Administered harm shows up like a payment schedule, for outcomes that should be raising the highest alarms. Notably, Britain read the warnings through the 1930s and held back from stopping Hitler in March 1936, when his troops entered the Rhineland under orders to retreat if France resisted. London and Paris accommodated instead of attacked. Why did they wait?

This contract just became public because a lawyer attached the wrong file to an email. Who today sees it and waits? What are they waiting for?

Target Hospitality owns the Dilley family detention center and runs its food service, the place notorious for a measles outbreak and 911 calls about children struggling to breathe. CoreCivic operates it. In March, Target announced a pivot into data center company towns, to wash the stink of the ICE deal off its name. The lodging contractor moved its brand from feeding and housing a detention center to housing the crews who build data centers.

When you look at the datacenter maps, you are looking at land permits, a slab, tilt-up walls, and a power easement that may never energize. Very large campuses of empty boxes on cheap land in scarce-water country, their end use left unsettled.

Source: Brockovich Data Centers

A July 2025 executive order made the data centers critical infrastructure.
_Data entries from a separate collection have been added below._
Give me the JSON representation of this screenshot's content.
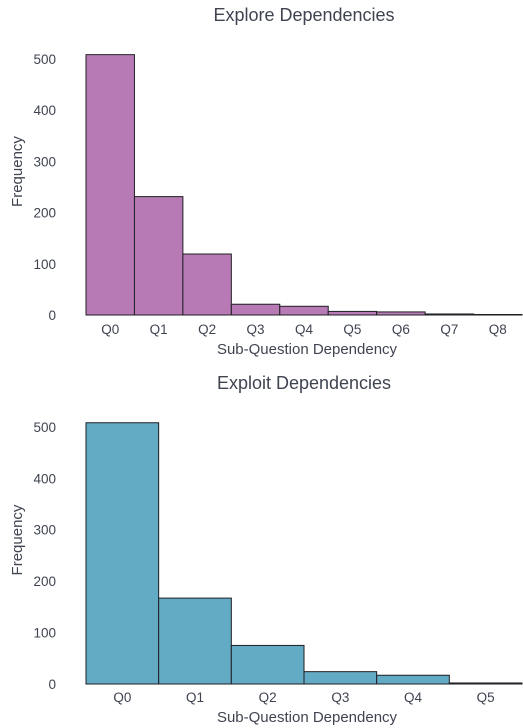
{
  "chart_data": [
    {
      "type": "bar",
      "title": "Explore Dependencies",
      "xlabel": "Sub-Question Dependency",
      "ylabel": "Frequency",
      "categories": [
        "Q0",
        "Q1",
        "Q2",
        "Q3",
        "Q4",
        "Q5",
        "Q6",
        "Q7",
        "Q8"
      ],
      "values": [
        508,
        231,
        119,
        21,
        17,
        7,
        6,
        2,
        1
      ],
      "yticks": [
        0,
        100,
        200,
        300,
        400,
        500
      ],
      "ylim": [
        0,
        560
      ],
      "color": "#b87ab4",
      "grid": false
    },
    {
      "type": "bar",
      "title": "Exploit Dependencies",
      "xlabel": "Sub-Question Dependency",
      "ylabel": "Frequency",
      "categories": [
        "Q0",
        "Q1",
        "Q2",
        "Q3",
        "Q4",
        "Q5"
      ],
      "values": [
        508,
        167,
        75,
        24,
        17,
        2
      ],
      "yticks": [
        0,
        100,
        200,
        300,
        400,
        500
      ],
      "ylim": [
        0,
        560
      ],
      "color": "#63aac4",
      "grid": false
    }
  ]
}
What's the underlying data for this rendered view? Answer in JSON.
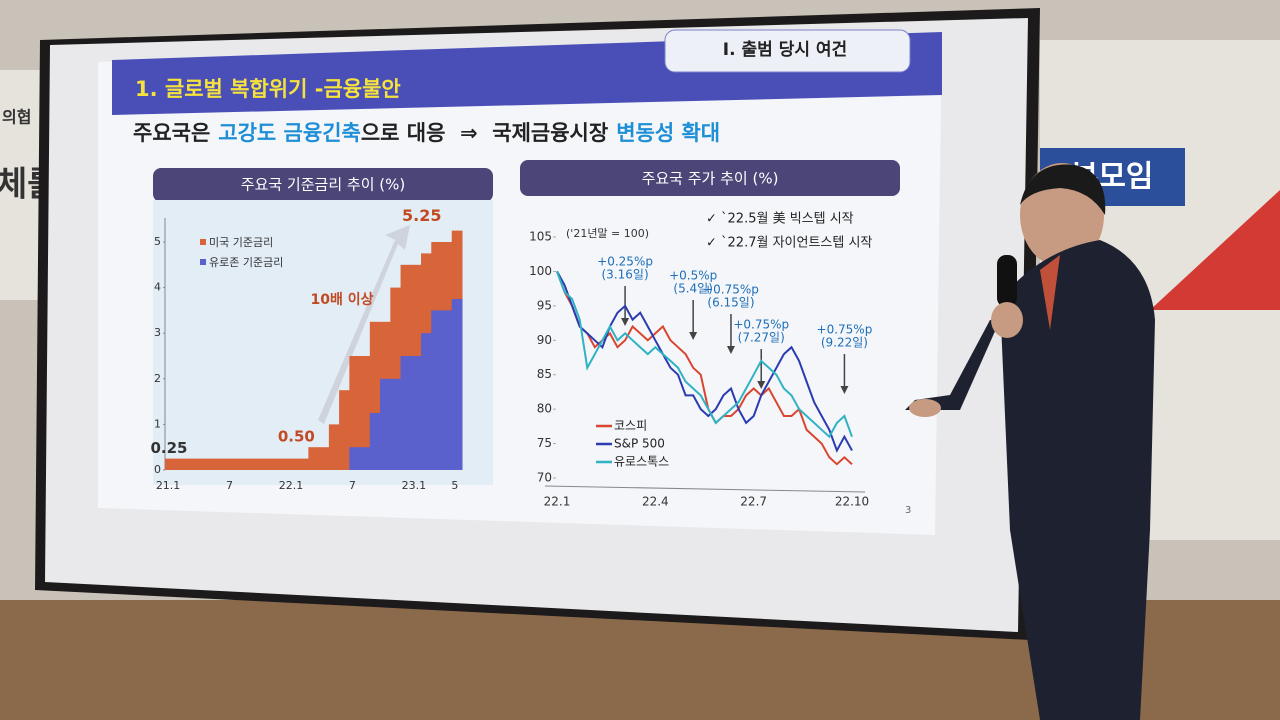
{
  "slide": {
    "section": "I. 출범 당시 여건",
    "title": "1. 글로벌 복합위기 -금융불안",
    "headline": [
      "주요국은",
      "고강도 금융긴축",
      "으로 대응  ⇒  국제금융시장",
      "변동성 확대"
    ],
    "page_number": "3"
  },
  "background_signs": [
    "의협",
    "체를",
    "부모임"
  ],
  "chart_data": [
    {
      "type": "step-area",
      "title": "주요국 기준금리 추이 (%)",
      "categories": [
        "21.1",
        null,
        null,
        null,
        null,
        null,
        "7",
        null,
        null,
        null,
        null,
        null,
        "22.1",
        null,
        null,
        null,
        null,
        null,
        "7",
        null,
        null,
        null,
        null,
        null,
        "23.1",
        null,
        null,
        null,
        "5"
      ],
      "series": [
        {
          "name": "미국 기준금리",
          "color": "#d8643a",
          "values": [
            0.25,
            0.25,
            0.25,
            0.25,
            0.25,
            0.25,
            0.25,
            0.25,
            0.25,
            0.25,
            0.25,
            0.25,
            0.25,
            0.25,
            0.5,
            0.5,
            1.0,
            1.75,
            2.5,
            2.5,
            3.25,
            3.25,
            4.0,
            4.5,
            4.5,
            4.75,
            5.0,
            5.0,
            5.25
          ],
          "value_labels": [
            "0.25",
            null,
            null,
            null,
            null,
            null,
            null,
            null,
            null,
            null,
            null,
            null,
            null,
            null,
            "0.50",
            null,
            null,
            null,
            null,
            null,
            null,
            null,
            null,
            null,
            null,
            null,
            null,
            null,
            "5.25"
          ]
        },
        {
          "name": "유로존 기준금리",
          "color": "#5a60cc",
          "values": [
            0,
            0,
            0,
            0,
            0,
            0,
            0,
            0,
            0,
            0,
            0,
            0,
            0,
            0,
            0,
            0,
            0,
            0,
            0.5,
            0.5,
            1.25,
            2.0,
            2.0,
            2.5,
            2.5,
            3.0,
            3.5,
            3.5,
            3.75
          ]
        }
      ],
      "ylim": [
        0,
        5.4
      ],
      "yticks": [
        0,
        1,
        2,
        3,
        4,
        5
      ],
      "annotations": [
        "10배 이상"
      ]
    },
    {
      "type": "line",
      "title": "주요국 주가 추이 (%)",
      "subtitle": "('21년말 = 100)",
      "notes": [
        "✓ `22.5월 美 빅스텝 시작",
        "✓ `22.7월 자이언트스텝 시작"
      ],
      "categories": [
        "22.1",
        null,
        null,
        null,
        null,
        null,
        null,
        null,
        null,
        null,
        null,
        null,
        null,
        "22.4",
        null,
        null,
        null,
        null,
        null,
        null,
        null,
        null,
        null,
        null,
        null,
        null,
        "22.7",
        null,
        null,
        null,
        null,
        null,
        null,
        null,
        null,
        null,
        null,
        null,
        null,
        "22.10"
      ],
      "series": [
        {
          "name": "코스피",
          "color": "#d9452f",
          "values": [
            100,
            97,
            95,
            92,
            91,
            89,
            90,
            91,
            89,
            90,
            92,
            91,
            90,
            91,
            92,
            90,
            89,
            88,
            86,
            85,
            80,
            78,
            79,
            79,
            80,
            82,
            83,
            82,
            83,
            81,
            79,
            79,
            80,
            77,
            76,
            75,
            73,
            72,
            73,
            72
          ]
        },
        {
          "name": "S&P 500",
          "color": "#2b3bb0",
          "values": [
            100,
            98,
            95,
            92,
            91,
            90,
            89,
            92,
            94,
            95,
            93,
            94,
            92,
            90,
            88,
            86,
            85,
            82,
            82,
            80,
            79,
            80,
            82,
            83,
            80,
            78,
            79,
            82,
            84,
            86,
            88,
            89,
            87,
            84,
            81,
            79,
            77,
            74,
            76,
            74
          ]
        },
        {
          "name": "유로스톡스",
          "color": "#2fb3c4",
          "values": [
            100,
            97,
            96,
            93,
            86,
            88,
            90,
            92,
            90,
            91,
            90,
            89,
            88,
            89,
            88,
            87,
            86,
            84,
            83,
            82,
            80,
            78,
            79,
            80,
            81,
            83,
            85,
            87,
            86,
            85,
            83,
            82,
            80,
            79,
            78,
            77,
            76,
            78,
            79,
            76
          ]
        }
      ],
      "ylim": [
        70,
        106
      ],
      "yticks": [
        70,
        75,
        80,
        85,
        90,
        95,
        100,
        105
      ],
      "annotations": [
        {
          "text": "+0.25%p",
          "date": "(3.16일)"
        },
        {
          "text": "+0.5%p",
          "date": "(5.4일)"
        },
        {
          "text": "+0.75%p",
          "date": "(6.15일)"
        },
        {
          "text": "+0.75%p",
          "date": "(7.27일)"
        },
        {
          "text": "+0.75%p",
          "date": "(9.22일)"
        }
      ]
    }
  ]
}
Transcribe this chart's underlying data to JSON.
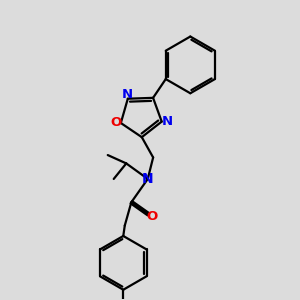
{
  "bg_color": "#dcdcdc",
  "bond_color": "#000000",
  "N_color": "#0000ee",
  "O_color": "#ee0000",
  "line_width": 1.6,
  "figsize": [
    3.0,
    3.0
  ],
  "dpi": 100,
  "xlim": [
    0,
    10
  ],
  "ylim": [
    0,
    10
  ]
}
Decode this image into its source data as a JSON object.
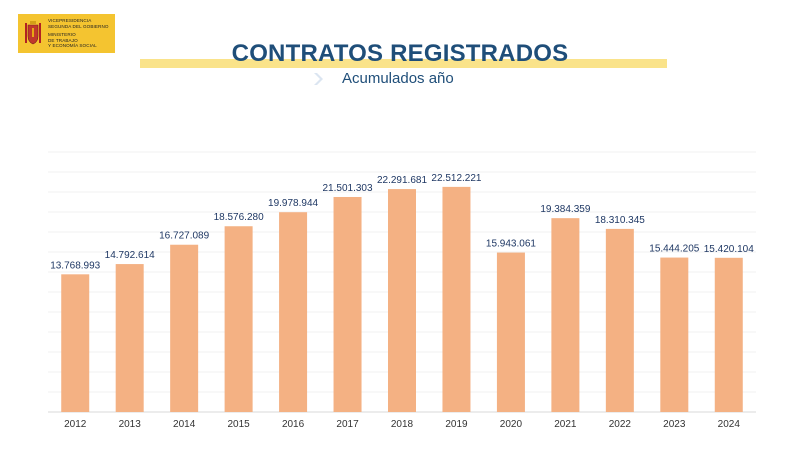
{
  "header": {
    "logo_lines": [
      "VICEPRESIDENCIA",
      "SEGUNDA DEL GOBIERNO",
      "",
      "MINISTERIO",
      "DE TRABAJO",
      "Y ECONOMÍA SOCIAL"
    ],
    "title": "CONTRATOS REGISTRADOS",
    "subtitle": "Acumulados  año"
  },
  "colors": {
    "bar": "#f4b183",
    "title": "#1f4e79",
    "band": "#fae38a",
    "logo_bg": "#f4c430"
  },
  "chart_data": {
    "type": "bar",
    "title": "CONTRATOS REGISTRADOS",
    "subtitle": "Acumulados  año",
    "categories": [
      "2012",
      "2013",
      "2014",
      "2015",
      "2016",
      "2017",
      "2018",
      "2019",
      "2020",
      "2021",
      "2022",
      "2023",
      "2024"
    ],
    "values": [
      13768993,
      14792614,
      16727089,
      18576280,
      19978944,
      21501303,
      22291681,
      22512221,
      15943061,
      19384359,
      18310345,
      15444205,
      15420104
    ],
    "labels": [
      "13.768.993",
      "14.792.614",
      "16.727.089",
      "18.576.280",
      "19.978.944",
      "21.501.303",
      "22.291.681",
      "22.512.221",
      "15.943.061",
      "19.384.359",
      "18.310.345",
      "15.444.205",
      "15.420.104"
    ],
    "ylim": [
      0,
      26000000
    ],
    "grid": true,
    "xlabel": "",
    "ylabel": ""
  }
}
Federal agencies and fusion centers then began tracking fictional “anti-tech violent extremism,” sweeping peaceful critics and town-hall attendees into the framework built to criminalize protected political speech into domestic violent extremists. The order protects the box, which rhymes with the detention economy, even when it does not yet show a data center becoming a human center. Oppose the data center box, and the security state opens a terrorism file.

A terrorism designation of people outside the data centers feeds the same detention expansion that the Dilley contract pays for. It’s like a fascist LEGO set: build the box, file the objector as a terrorist, fund detention that pays whether the beds fill or not, and the only open question left is how all those unpopular empty boxes will be making any money.